A number of presidents of universities have been in discussions with us at the task force, with the vice president and with others, talking about creative ways where they could continue the education and yet safeguard the safety and the health of the students. There are a variety of models.
One of the models has been to essentially test all the students before they come in, just so that you know what the baseline of infection is. Test them both to see if they’re actually infected with tests for the virus, as well as — depending upon the technology at the time — antibodies to see if they had been previously exposed.
But one of the things that I have heard — and I’m not necessarily saying I’m advocating it because I think it’ll be appropriate variably depending on where you are — is to get at least a baseline and intermittently survey the students. By baseline, meaning you know when you start on Day 1 what you’re dealing with and intermittently do random surveillance every couple of weeks or what have you. You have to have the capability when students get infected, which they will, to then get them to a situation where they would be able to be comfortably isolated if in fact they’re just waiting out a relatively mild infection. Or, if they get ill, to have the health care available for them.

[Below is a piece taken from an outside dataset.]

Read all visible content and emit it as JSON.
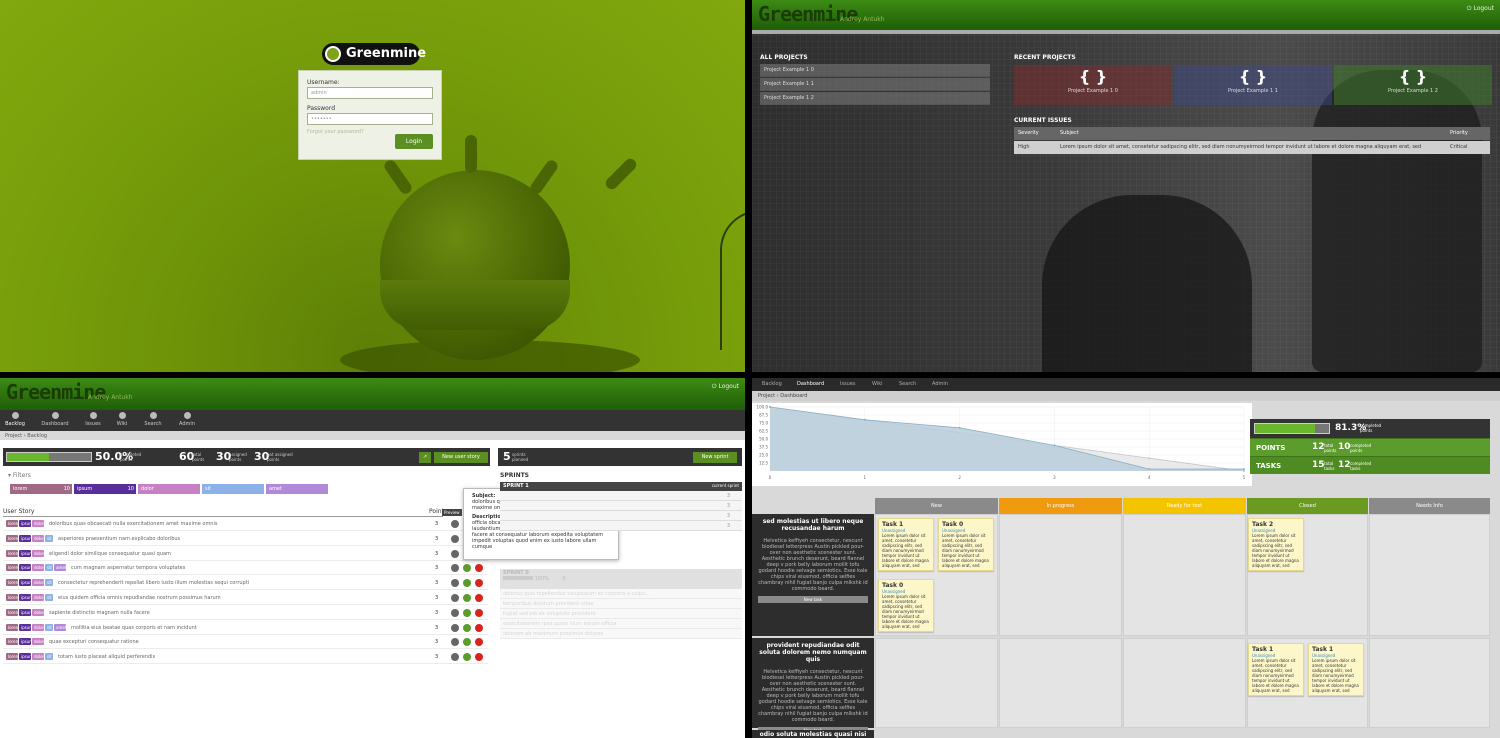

As this IHE article confirms, it is likely that there will be more than enough testing available by fall, although the cost may be prohibitive for some schools.
Less cautious and sensible was this opinion piece in IHE by two philosophers (Irina Mikhalevich [Rochester Institute of Technology] and Russell Powell [Boston University]). There are a lot of dubious factual claims in this piece, but this guilt-by-association smear was astonishing:
[S]ome universities continue to operate according to an outdated picture of the disease: e.g., that COVID-19 is like the flu, that the majority of those infected experience only mild symptoms, that otherwise healthy young people and children are unharmed, that only the lungs are affected, and that the disease is reliably symptomatic. Many of these same characterizations are currently being pedaled by neo-Confederate quarantine protesters, antivaxxers, climate change deniers and others who aim to distort public perceptions of the pandemic and erode the epistemic authority of medical science.
Not one bit of evidence is presented of any universities operating on such assumptions, and none of the universities whose plans we have noted over the past few weeks make these assumptions. Note that the link supposedly showing a risk for "otherwise healthy young people" concerns strokes in people "under age 50," the youngest being 33, rather older than most college students. As noted previously, when it comes to 18-22-year-olds, flu appears to be more lethal than COVID-19, although fatal cases are rare in both instances. Data from New York indicates that of the 86 people ages 20-29 who died of COVID-19 statewide (accounting for less than half of one percent of deaths due to COVID), 13 had hypertension, 20 had diabetes, 4 had kidney disease, 7 had cancer, and 2 had had a stroke. None of this is at all reassuring for those with any of these conditions, but it does suggest that the typical 20-year-old faces a miniscule risk of death. (Matters are different for faculty, of course, as Dr. Fauci discusses, and there will no doubt need to be more accommodations for faculty, depending on age and health status.)
The strongest point Professor Powell and co-author make is the following:
Universities with large student populations and capacious class enrollments are essentially cruise ships on steroids, as far as an acute respiratory pathogen like the new coronavirus is concerned. The idea of sending faculty members outfitted in makeshift PPE into crowded lecture halls and small seminar rooms with coughing students is frankly unconscionable. The virus is poised to tear through our student and faculty bodies just as it is now ravaging nursing homes, prisons and meatpacking plants.
There is, indeed, the potential for disaster, as we've seen in some of these other places. But no school is proposing "sending faculty members...into crowded lecture halls and small seminar rooms with coughing students...." All the schools are proposing to reduce capacity in classrooms, requiring students to wear masks, testing students, and certainly isolating those with symptoms, like those coughing! Even in the cases of the most notorious cruise ship, the Diamond Princess, 83% of the passengers and crew did not get infected, and about 1% of those infected died (this in a population that skews much, much older than a college campus).
ADDENDUM: In Illinois, with 12.5 million people and more than 4,700 deaths, there were 9 people ages 20-29 who died, and only one fatality among those under the age of 20.